Memberdayakan Nelayan dan Masyarakat Pesisir dalam Implementasi SDGs butir ke-14 tentang Ekosistem Laut Oleh: Putri Salma Amanda (2018) Ketika seseorang lebih banyak tahu akan suatu hal, maka ia akan berbuat lebih daripada seseorang yang tidak tahu apa-apa. Hal tersebut merupakan dasar, mengapa dalam melihat suatu perubahan manusia tidak boleh melupakan unsur subjek, siapa yang berpikir; ide dari suatu perbuatan, siapa yang melakukan; bukti konkrit dari adanya suatu perubahan. Tidak terkecuali terkait persoalan Samudra yang sedemikian luas dan dalamnya, tetap terkandung unsur subjek sebagai penanda bahwa telah dilakukan perubahan; perubahan ke arah yang lebih baik atau bahkan perubahan ke arah yang buruk.
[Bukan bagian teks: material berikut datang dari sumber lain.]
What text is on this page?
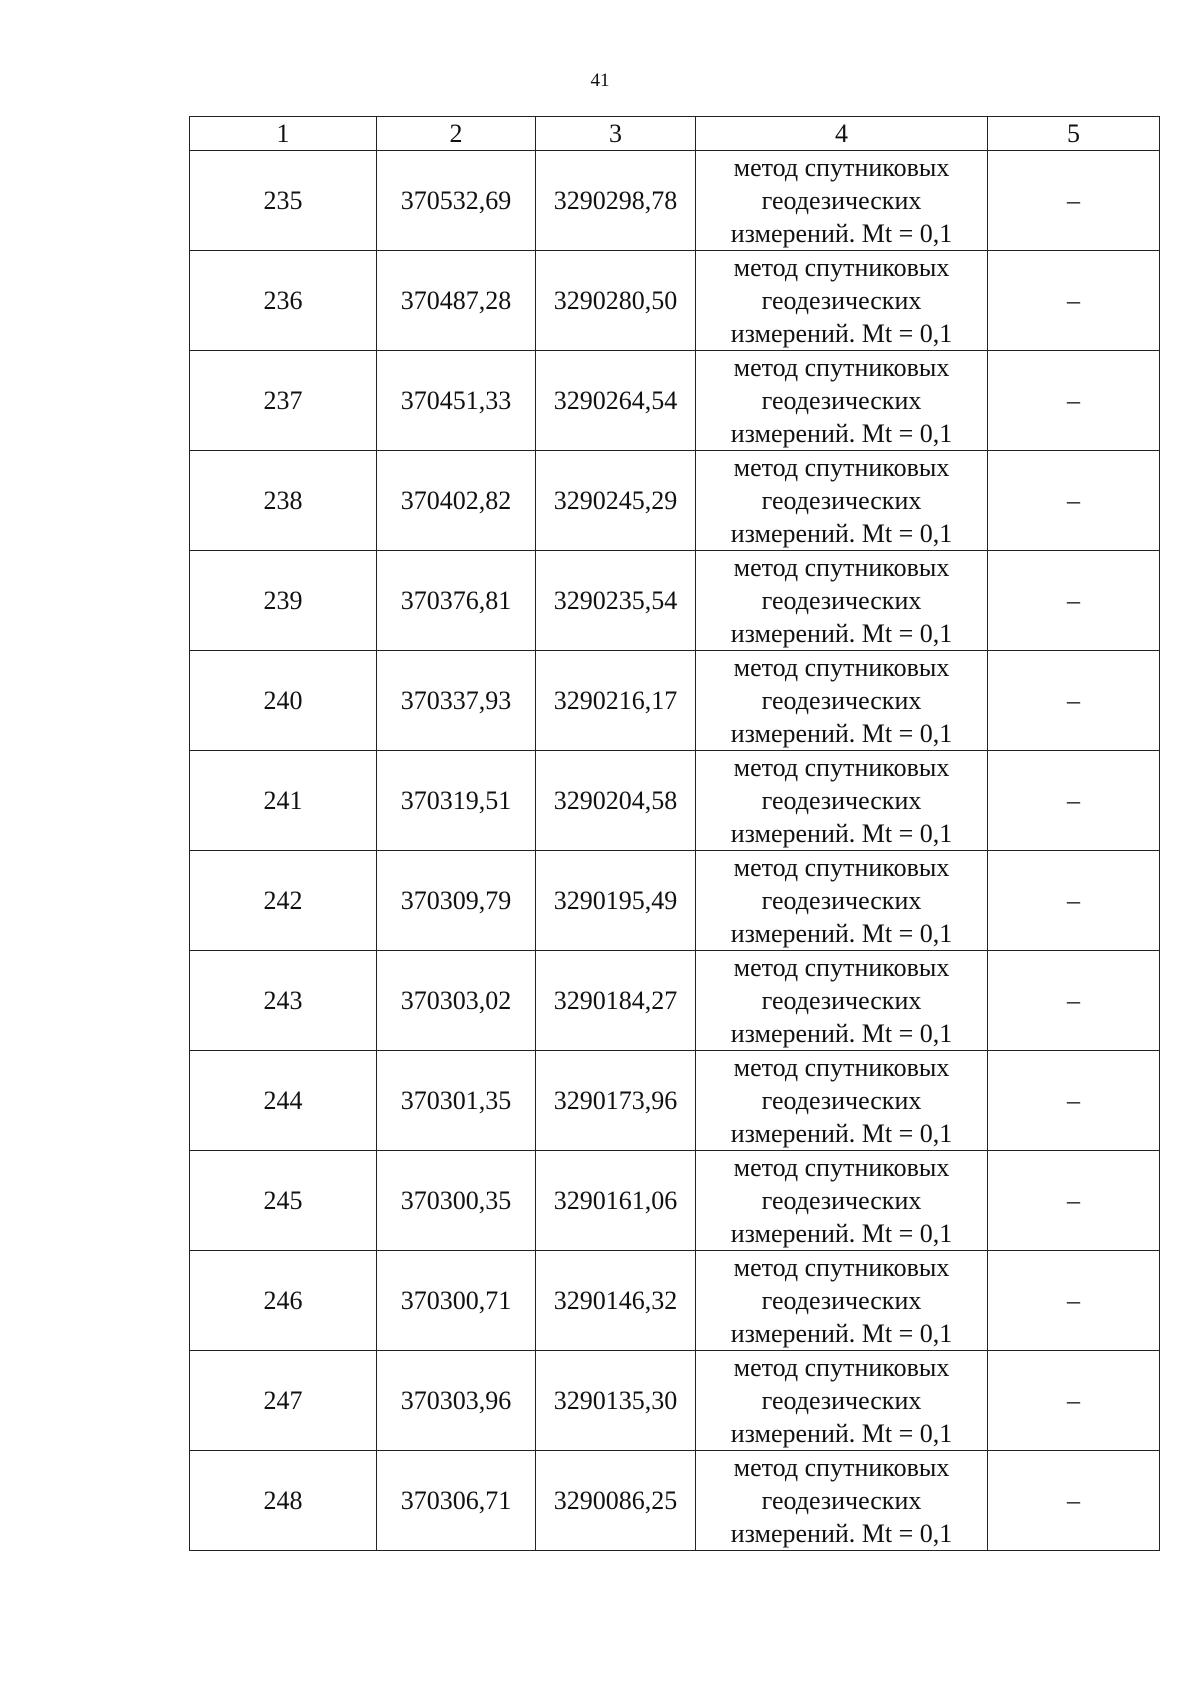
41
1	2	3	4	5
235	370532,69	3290298,78	метод спутниковых
геодезических
измерений. Mt = 0,1	–
236	370487,28	3290280,50	метод спутниковых
геодезических
измерений. Mt = 0,1	–
237	370451,33	3290264,54	метод спутниковых
геодезических
измерений. Mt = 0,1	–
238	370402,82	3290245,29	метод спутниковых
геодезических
измерений. Mt = 0,1	–
239	370376,81	3290235,54	метод спутниковых
геодезических
измерений. Mt = 0,1	–
240	370337,93	3290216,17	метод спутниковых
геодезических
измерений. Mt = 0,1	–
241	370319,51	3290204,58	метод спутниковых
геодезических
измерений. Mt = 0,1	–
242	370309,79	3290195,49	метод спутниковых
геодезических
измерений. Mt = 0,1	–
243	370303,02	3290184,27	метод спутниковых
геодезических
измерений. Mt = 0,1	–
244	370301,35	3290173,96	метод спутниковых
геодезических
измерений. Mt = 0,1	–
245	370300,35	3290161,06	метод спутниковых
геодезических
измерений. Mt = 0,1	–
246	370300,71	3290146,32	метод спутниковых
геодезических
измерений. Mt = 0,1	–
247	370303,96	3290135,30	метод спутниковых
геодезических
измерений. Mt = 0,1	–
248	370306,71	3290086,25	метод спутниковых
геодезических
измерений. Mt = 0,1	–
Salah satu bukti bahwa telah terjadi perubahan pada ekosistem laut adalah tercantum pada butir ke-14 Sustainable Development Goals. Perubahan yang terjadi pada ekosistem laut sehingga dicantumkan dalam program SDGs, yaitu karena laut telah mengalami krisis. Sustainable Development Goals yang diresmikan oleh PBB berdasarkan kesepakatan 193 negara pada tanggal 25 September 2015, menjadi bukti bahwa krisis pada laut bukan hanya terjadi di satu negara saja, tetapi berskala internasional. Oleh karena itu, diperlukan perubahan yang direncanakan dan berlanjut sehingga dapat menjaga keseimbangan ekosistem laut. Berikut beberapa target yang dirilis oleh PBB dalam Sustainable Development Goals:1 •
Meningkatkan pengetahuan ilmiah, mengembangkan kapasitas riset dan transfer teknologi kelautan, dengan melihat pada Kriteria dan Panduan Komisi Antar Pemerintah Oceanografi mengenai Transfer Teknologi Kelautan, agar dapat meningkatkan kesehatan laut dan memperbanyak kontribusi keaneka ragaman hayati laut terhadap pembangunan negara-negara berkembang, khususnya negara berkembang kepulauan kecil dan negara kurang berkembang.
•
Menyediakan akses terhadap sumber daya kelautan dan pasar bagi nelayan kecil.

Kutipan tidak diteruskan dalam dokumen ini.